Un film de Spike Lee.

 

Sorti sur les écrans en 1915, « Naissance d’une nation » de D. W. Griffith est généralement considéré par les historiens et les spécialistes comme un jalon marquant de l’histoire du 7ème art. Film à grand spectacle, novateur d’un point de vue formel, il mêle savamment la grande et la petite histoire, racontant la naissance de l’Union du Nord et du Sud au lendemain de la guerre de sécession du point de vue de deux familles parmi d’autres comme du point de vue de la collectivité dans son ensemble. Or, dans sa deuxième partie, ce film ne fait rien moins que l’apologie du Ku Klux Klan, imaginant des justifications à la création de cette organisation et tâchant de prouver que l’Union n’a pu se créer et perdurer qu’en pratiquant le rejet d’éléments considérés comme étrangers à l’identité américaine, au premier rang desquels les Noirs. Le film connut un tel succès qu’il contribua à la réémergence de l’organisation raciste. Aujourd’hui, comme le montre, lors de deux séquences impressionnantes, le film de Spike Lee, même si plus d’un siècle s’est écoulé depuis son tournage, « Naissance d’une nation » reste une référence pour les suprémacistes blancs des États-Unis qui se le projettent volontiers en éructant de plaisir chaque fois qu’apparaissent les membres du KKK et que sont molestés, voire assassinés, des Noirs à l’écran.

Heureusement, il se trouve de nos jours des cinéastes qui ne s’en laissent pas conter et qui s’efforcent de remettre les pendules à l’heure et l’histoire à l’endroit. La « naissance d’une nation », les États-Unis, repose sur un génocide, celui des Indiens, et sur les souffrances insupportables infligées à ceux qui étaient perçus comme inférieurs du point de vue de la race, en particulier les Noirs. Cette gangrène qui ronge l’Amérique n’a jamais totalement disparu. Spike Lee, pour les besoins de son film, raconte une histoire qui se déroule en 1978 à Colorado Springs, celle de Ron Stallworth (John David Washington) qui fut le premier policier noir américain de cette ville.

La suite est bien plus stupéfiante mais, aussi étonnante soit-elle, elle est basée sur des faits réels. Ce policier noir, en effet, réussit l’inimaginable : infiltrer le Ku Klux Klan. Pour ce faire, évidemment, il lui fallut adopter un stratagème : c’était lui en personne qui établissait tous les contacts par téléphone avec les membres du KKK, mais ce fut un de ses collègues, Flip Zimmerman (Adam Driver), qui se fit passer pour lui afin d’intégrer réellement l’organisation. Or, on le devine à son nom véritable, ce policier se faisant passer pour un raciste du nom de Ron Stallworth était un Juif, ce que subodora sans pouvoir le prouver un des adeptes du KKK, société qui déteste les Juifs (« tueurs du Christ ») presque autant que les Noirs.

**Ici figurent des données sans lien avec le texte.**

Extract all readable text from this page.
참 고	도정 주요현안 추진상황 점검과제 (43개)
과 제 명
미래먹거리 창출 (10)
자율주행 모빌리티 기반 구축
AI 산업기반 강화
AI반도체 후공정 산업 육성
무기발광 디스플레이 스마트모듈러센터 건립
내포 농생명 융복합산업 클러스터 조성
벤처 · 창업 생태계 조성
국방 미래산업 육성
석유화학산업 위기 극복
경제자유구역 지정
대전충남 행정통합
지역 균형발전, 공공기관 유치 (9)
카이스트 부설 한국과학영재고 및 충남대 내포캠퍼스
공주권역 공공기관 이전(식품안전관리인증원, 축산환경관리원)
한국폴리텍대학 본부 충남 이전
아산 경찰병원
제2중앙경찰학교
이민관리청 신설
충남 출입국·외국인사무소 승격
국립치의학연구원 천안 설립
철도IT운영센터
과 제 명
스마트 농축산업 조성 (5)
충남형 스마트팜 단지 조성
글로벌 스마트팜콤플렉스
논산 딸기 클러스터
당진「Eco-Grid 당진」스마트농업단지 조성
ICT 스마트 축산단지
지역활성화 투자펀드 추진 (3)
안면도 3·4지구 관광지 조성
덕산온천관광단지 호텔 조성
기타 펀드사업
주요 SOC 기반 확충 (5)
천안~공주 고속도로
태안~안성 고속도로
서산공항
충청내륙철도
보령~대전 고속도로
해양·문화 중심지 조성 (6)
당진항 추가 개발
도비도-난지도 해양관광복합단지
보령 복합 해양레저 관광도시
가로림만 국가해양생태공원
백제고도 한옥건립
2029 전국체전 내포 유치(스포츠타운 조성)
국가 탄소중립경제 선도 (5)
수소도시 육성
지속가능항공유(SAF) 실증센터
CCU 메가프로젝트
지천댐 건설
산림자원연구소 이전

Ironie de l’histoire : ce fut précisément à cause de toute cette aventure que Flip Zimmerman, qui ne s’en souciait guère jusque là, prit réellement conscience de sa judéité.

Il faut le reconnaître, Spike Lee ne fait pas dans la dentelle. Les membres du KKK, dans son film, apparaissent particulièrement bas du plafond et l’on peut se demander dans quelle mesure leurs propos haineux sont caricaturaux. Reste cependant ce que vise avant tout le cinéaste : l’efficacité. Et, sur ce terrain, le film est indéniablement réussi. Après tout, quand on a affaire à une organisation aussi détestable que le KKK, les précautions et les nuances n’ont rien d’obligatoire, me semble-t-il. Le cinéaste tape fort et néanmoins tape juste, se posant clairement la question de la riposte nécessaire face à la haine raciste des suprémacistes blancs. Question qui demeure d’actualité comme le montrent les séquences de la fin du film tournées lors des émeutes de Charlottesville qui, le 12 août 2017, virent s’affronter des tenants de l’extrême droite et des militants antiracistes. Car, bien sûr, si la majeure partie du film de Spike Lee raconte des faits s’étant déroulés en 1978, celui-ci interpelle ouvertement l’Amérique d’aujourd’hui, celle qui a donné la victoire à Donald Trump. Lui non plus ne fait pas dans la dentelle, n’est-ce pas, c’est le moins qu’on puisse dire !

NOTE:  8/10

Luc Schweitzer, ss.cc.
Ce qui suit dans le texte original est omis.